Os profissionais da saúde pública já lidam com severas adversidades financeiras, estruturais e de gestão para dar conta da atenção básica, passando por todos os níveis. Nessa realidade, controlar o surto de uma patologia como a microcefalia exigiria um esforço conjunto que assusta até mesmo os médicos mais experientes. Há quase 30 anos o médico Rudimar Riesgo acompanha famílias e trata pacientes que convivem com a doença que recentemente se tornou conhecida do grande público e amplamente divulgada, com o aumento de casos associados ao zika vírus – transmitido pelo mosquito Aedes aegypt. Para ele, o desafio agora é lidar com tantos registros simultâneos da doença.
Chefe da Unidade de Neuropediatria do Hospital de Clínicas de Porto Alegre (HCPA), Riesgo alerta para a importância da criação de medidas que visem entender o crescimento da doença que provoca má formação na cabeça e cérebro de bebês e, na maior parte das vezes, está associada a dificuldades de desenvolvimento. Também aponta para a necessidade de ações para evitar que mais crianças sofram as consequências dela, especialmente por que o aumento da demanda implicaria na necessidade de mais centros e especialistas dedicados ao atendimento desses pacientes.
Riesgo ressalta que a doença não é novidade e seus primeiros registros datam da Idade Média. O que muda no cenário atual é o crescimento no número de crianças nascendo com microcefalia. Conforme um boletim epidemiológico do Ministério da Saúde divulgado no dia 02 de fevereiro, já são 404 casos confirmados e mais de 3 mil suspeitos no Brasil. “Vejo com preocupação esse índice. É algo inédito na história, especialmente se considerarmos que um mosquito pode ser o causador disso. Essa situação cria uma nova demanda que exige uma resposta rápida e eficiente dos governantes e também da população”, adverte.
O médico garante que a assistência médica e multidisciplinar não é alterada. Segundo ele, independente da causa da doença, todos os acometidos por ela vão precisar de cuidados como estimulação precoce, fisioterapia e outras terapias de acordo com as áreas afetadas, que podem ser fala, comportamento e aprendizado. “Não existe um tratamento padrão, pois cada pacienteterá suas particularidades, terá uma região do cérebro afetada e procedimentos indicados a seguir”, explica.
O especialista conta que a maior parte dos casos atendidos no HCPA são derivados do Complexo de TORCH - um grupo de doenças infecciosas que podem acometer gestantes. A sigla corresponde as iniciais, em inglês, de toxoplasmose, rubéola, citomegalovírus e herpes. Também são consideradas as mães que tiveram sífilis, hepatite B e C e HIV. Estas são algumas das infecções mais importantes durante a gravidez que podem repercutir na saúde do feto, causando a microcefalia e outras enfermidades.
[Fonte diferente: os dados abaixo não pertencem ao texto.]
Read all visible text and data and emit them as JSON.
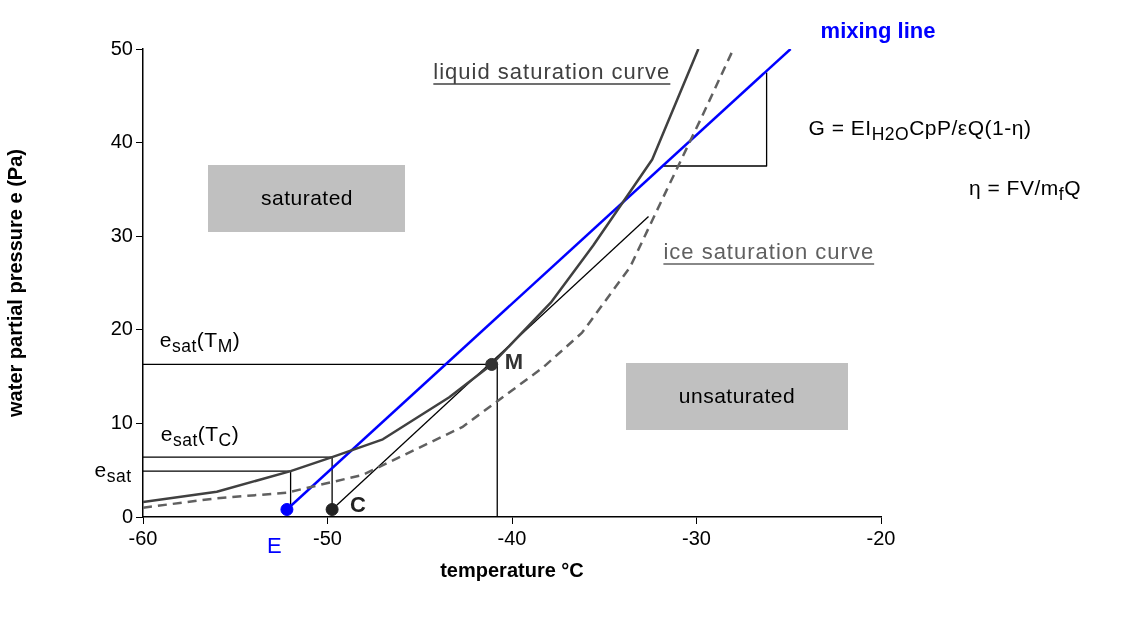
{
  "chart_data": {
    "type": "line",
    "xlabel": "temperature °C",
    "ylabel": "water partial pressure e (Pa)",
    "xlim": [
      -60,
      -20
    ],
    "xticks": [
      -60,
      -50,
      -40,
      -30,
      -20
    ],
    "ylim": [
      0,
      50
    ],
    "yticks": [
      0,
      10,
      20,
      30,
      40,
      50
    ],
    "grid": false,
    "legend": false,
    "series": [
      {
        "name": "liquid saturation curve",
        "type": "line",
        "color": "#404040",
        "line_style": "solid",
        "marker": "none",
        "x": [
          -60,
          -56,
          -52,
          -49.75,
          -47,
          -43.4,
          -41.1,
          -37.9,
          -35.6,
          -32.4,
          -29.9
        ],
        "values": [
          1.6,
          2.7,
          4.9,
          6.4,
          8.3,
          12.8,
          16.3,
          22.9,
          29,
          38.2,
          50
        ]
      },
      {
        "name": "ice saturation curve",
        "type": "line",
        "color": "#606060",
        "line_style": "dashed",
        "marker": "none",
        "x": [
          -60,
          -56,
          -52.2,
          -48.1,
          -42.7,
          -38.3,
          -36.2,
          -33.6,
          -31.6,
          -29.7,
          -28
        ],
        "values": [
          1.0,
          2.0,
          2.6,
          4.5,
          9.6,
          16,
          19.7,
          26.7,
          35,
          42.8,
          50
        ]
      },
      {
        "name": "mixing line",
        "type": "line",
        "color": "#0000ff",
        "line_style": "solid",
        "marker": "none",
        "x": [
          -52.2,
          -24.9
        ],
        "values": [
          0.8,
          50
        ]
      },
      {
        "type": "line",
        "color": "#000000",
        "line_style": "solid",
        "marker": "none",
        "x": [
          -49.75,
          -32.6
        ],
        "values": [
          0.8,
          32.1
        ]
      },
      {
        "type": "line",
        "color": "#000000",
        "line_style": "solid",
        "marker": "none",
        "x": [
          -60,
          -40.8
        ],
        "values": [
          16.3,
          16.3
        ]
      },
      {
        "type": "line",
        "color": "#000000",
        "line_style": "solid",
        "marker": "none",
        "x": [
          -40.8,
          -40.8
        ],
        "values": [
          0,
          16.3
        ]
      },
      {
        "type": "line",
        "color": "#000000",
        "line_style": "solid",
        "marker": "none",
        "x": [
          -60,
          -49.75
        ],
        "values": [
          6.4,
          6.4
        ]
      },
      {
        "type": "line",
        "color": "#000000",
        "line_style": "solid",
        "marker": "none",
        "x": [
          -49.75,
          -49.75
        ],
        "values": [
          0.8,
          6.4
        ]
      },
      {
        "type": "line",
        "color": "#000000",
        "line_style": "solid",
        "marker": "none",
        "x": [
          -60,
          -52
        ],
        "values": [
          4.9,
          4.9
        ]
      },
      {
        "type": "line",
        "color": "#000000",
        "line_style": "solid",
        "marker": "none",
        "x": [
          -52,
          -52
        ],
        "values": [
          0.8,
          4.9
        ]
      },
      {
        "type": "line",
        "color": "#000000",
        "line_style": "solid",
        "marker": "none",
        "x": [
          -31.8,
          -26.2,
          -26.2
        ],
        "values": [
          37.5,
          37.5,
          47.5
        ]
      },
      {
        "name": "E",
        "type": "scatter",
        "color": "#0000ff",
        "marker": "circle",
        "x": [
          -52.2
        ],
        "values": [
          0.8
        ]
      },
      {
        "name": "C",
        "type": "scatter",
        "color": "#222222",
        "marker": "circle",
        "x": [
          -49.75
        ],
        "values": [
          0.8
        ]
      },
      {
        "name": "M",
        "type": "scatter",
        "color": "#333333",
        "marker": "circle",
        "x": [
          -41.1
        ],
        "values": [
          16.3
        ]
      }
    ],
    "annotations": [
      "e$_{sat}$(T$_{M}$)",
      "e$_{sat}$(T$_{C}$)",
      "e$_{sat}$",
      "G = EI$_{H2O}$CpP/εQ(1-η)",
      "saturated",
      "unsaturated",
      "η = FV/m$_{f}$Q"
    ]
  }
}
O coordenador da Unidade de Neuropediatria do HCPA revela ainda o sentimento dos médicos ao lidar com as famílias dos seus pacientes. “É muito difícil contar para os pais que seus filhos têm um problema que certamente vai lhe causar algumas limitações bem importantes. Nosso trabalho é, além de oferecer todo o suporte médico, ser acolhedor nesse momento tão delicado”, destaca, afirmando que o setor do hospital atende cerca de 15 mil crianças com doenças cerebrais até os seus 18 anos.
Ainda que o Rio Grande do Sul não tenha registro de microcefalia associada ao zika vírus, os profissionais que atuam na área estão atentos as notificações que ocorrem especialmente no nordeste brasileiro e a pesquisas que estão sendo desenvolvidas na área. A Organização Mundial da Saúde (OMS) decretou na segunda-feira (1º) estado de emergência sanitária mundial por conta da ameaça do zika vírus.